The cows walk 900m to the furthest grazing paddock. Two thirds of the paddocks are on the parlour’s side of the road, the remaining is on the other.

“Road ways are being improved every year. A couple are a little rough for the cows, so that’s something we’ll be working on in the future,” said Ken.

Farm Facilities

Gurteen recently upgraded the facilities on its dairy farm, costing €900,000, including a new 30-unit DeLaval parlour and a 260-cubicle shed, that is yet to be installed.

The cubicle shed currently stands at 140 units, expanding to house 260 cows in the coming months. The housing shed is not hemmed in by any other building, so it can be further increased in size if needs be in the future.

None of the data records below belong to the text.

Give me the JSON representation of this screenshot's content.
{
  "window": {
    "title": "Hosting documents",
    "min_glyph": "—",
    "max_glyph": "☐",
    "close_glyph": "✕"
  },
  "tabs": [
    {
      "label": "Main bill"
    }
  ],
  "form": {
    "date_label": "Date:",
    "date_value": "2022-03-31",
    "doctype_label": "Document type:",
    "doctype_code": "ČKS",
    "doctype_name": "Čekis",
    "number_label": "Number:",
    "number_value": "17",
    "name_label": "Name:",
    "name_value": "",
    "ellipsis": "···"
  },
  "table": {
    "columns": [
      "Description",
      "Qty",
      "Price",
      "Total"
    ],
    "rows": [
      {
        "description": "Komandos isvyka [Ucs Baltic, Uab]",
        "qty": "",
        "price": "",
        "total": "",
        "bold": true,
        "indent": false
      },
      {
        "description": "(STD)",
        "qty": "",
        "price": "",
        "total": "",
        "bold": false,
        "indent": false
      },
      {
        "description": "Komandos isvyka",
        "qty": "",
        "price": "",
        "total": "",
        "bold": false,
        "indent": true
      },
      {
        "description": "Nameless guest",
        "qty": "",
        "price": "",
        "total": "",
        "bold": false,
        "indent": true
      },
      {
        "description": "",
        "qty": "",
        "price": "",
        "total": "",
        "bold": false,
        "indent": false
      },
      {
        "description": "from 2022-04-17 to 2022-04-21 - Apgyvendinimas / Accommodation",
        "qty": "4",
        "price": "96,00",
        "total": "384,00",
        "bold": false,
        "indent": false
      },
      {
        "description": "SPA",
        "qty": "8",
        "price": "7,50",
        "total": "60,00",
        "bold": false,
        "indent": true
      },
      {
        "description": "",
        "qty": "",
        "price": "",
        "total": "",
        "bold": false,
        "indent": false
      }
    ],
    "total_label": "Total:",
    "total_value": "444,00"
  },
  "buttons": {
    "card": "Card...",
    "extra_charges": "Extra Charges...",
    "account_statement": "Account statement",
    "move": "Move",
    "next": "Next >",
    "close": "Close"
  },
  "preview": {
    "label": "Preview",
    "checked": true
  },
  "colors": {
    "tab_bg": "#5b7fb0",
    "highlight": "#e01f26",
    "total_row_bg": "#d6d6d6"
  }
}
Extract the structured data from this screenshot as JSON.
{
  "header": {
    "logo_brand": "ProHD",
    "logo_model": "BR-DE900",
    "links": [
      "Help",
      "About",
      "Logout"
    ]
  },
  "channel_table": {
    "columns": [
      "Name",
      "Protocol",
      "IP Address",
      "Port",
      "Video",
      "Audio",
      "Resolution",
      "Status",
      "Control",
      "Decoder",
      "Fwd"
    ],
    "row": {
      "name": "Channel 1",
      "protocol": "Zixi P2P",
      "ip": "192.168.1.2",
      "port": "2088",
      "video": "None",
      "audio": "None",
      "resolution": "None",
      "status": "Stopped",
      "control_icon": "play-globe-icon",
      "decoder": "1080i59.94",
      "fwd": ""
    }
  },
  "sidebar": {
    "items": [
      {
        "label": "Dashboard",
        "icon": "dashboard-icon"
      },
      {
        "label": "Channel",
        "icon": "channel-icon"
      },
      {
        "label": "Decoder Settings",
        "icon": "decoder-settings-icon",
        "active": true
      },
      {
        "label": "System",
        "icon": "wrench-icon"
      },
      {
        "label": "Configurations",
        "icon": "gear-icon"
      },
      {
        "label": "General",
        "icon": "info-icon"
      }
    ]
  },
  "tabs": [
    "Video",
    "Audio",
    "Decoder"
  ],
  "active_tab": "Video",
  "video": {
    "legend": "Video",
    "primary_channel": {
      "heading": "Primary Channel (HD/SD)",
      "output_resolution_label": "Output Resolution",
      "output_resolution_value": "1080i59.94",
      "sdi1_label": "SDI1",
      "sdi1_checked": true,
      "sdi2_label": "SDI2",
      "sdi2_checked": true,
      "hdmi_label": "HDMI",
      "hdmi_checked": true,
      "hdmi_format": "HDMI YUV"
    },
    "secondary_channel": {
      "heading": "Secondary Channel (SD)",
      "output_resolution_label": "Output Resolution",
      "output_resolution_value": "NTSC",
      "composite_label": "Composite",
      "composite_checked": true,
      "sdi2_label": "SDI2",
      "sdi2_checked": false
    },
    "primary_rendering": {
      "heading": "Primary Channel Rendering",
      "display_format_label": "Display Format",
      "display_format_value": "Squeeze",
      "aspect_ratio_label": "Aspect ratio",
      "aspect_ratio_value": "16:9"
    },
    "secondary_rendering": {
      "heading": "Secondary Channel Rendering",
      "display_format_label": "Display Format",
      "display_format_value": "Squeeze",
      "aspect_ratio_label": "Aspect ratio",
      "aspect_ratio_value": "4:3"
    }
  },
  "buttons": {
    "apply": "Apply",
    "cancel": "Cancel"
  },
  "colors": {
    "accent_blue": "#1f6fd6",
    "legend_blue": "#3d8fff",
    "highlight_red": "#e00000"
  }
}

Operating since September 4, the herring-bone parlour comes with all the ‘bells and whistles’, which can all be turned off for learning purposes.

“We can now teach three or four students at a time in the parlour,” the Principal of the college, Mike Pearson said.

Farm Manger Ken also said that the new parlour has more than halved milking times and is a lot more comfortable for staff to work in.

“We put down good quality mats in the pit and it makes a huge difference, workers are far more comfortable,” explained Ken.

“We’ll be working with DeLaval over the next few weeks and soon be able to make full use of all the equipment in our parlour. Having such a level of information available at our finger tips will be great, especially when we’re so open [to the public] with our herd performance,” said Ken.

“Cow flow is great, cows were flying into the parlour after three or four days,” he said.

“Show what can be possible for our students if they want to go home farming after college,” he said. “We might sell it to a student looking into starting a dairy farm at home, the bulk tank is relatively new as well,” Mike said.

He explained that larger herds, is where he thinks the future of farming is heading, that new entrants don’t want to be working 24/7, and that farms need 120 cows to justify the extra labour.

“Herds are expanding, and farms are generally getting bigger. Younger generations don’t want be working every weekend, but they need to go up in numbers to justify more labour,” he said.

“We’ve set-up the parlour to be easily run by two people, with the exception of extra labour at calving time,” explained Mike.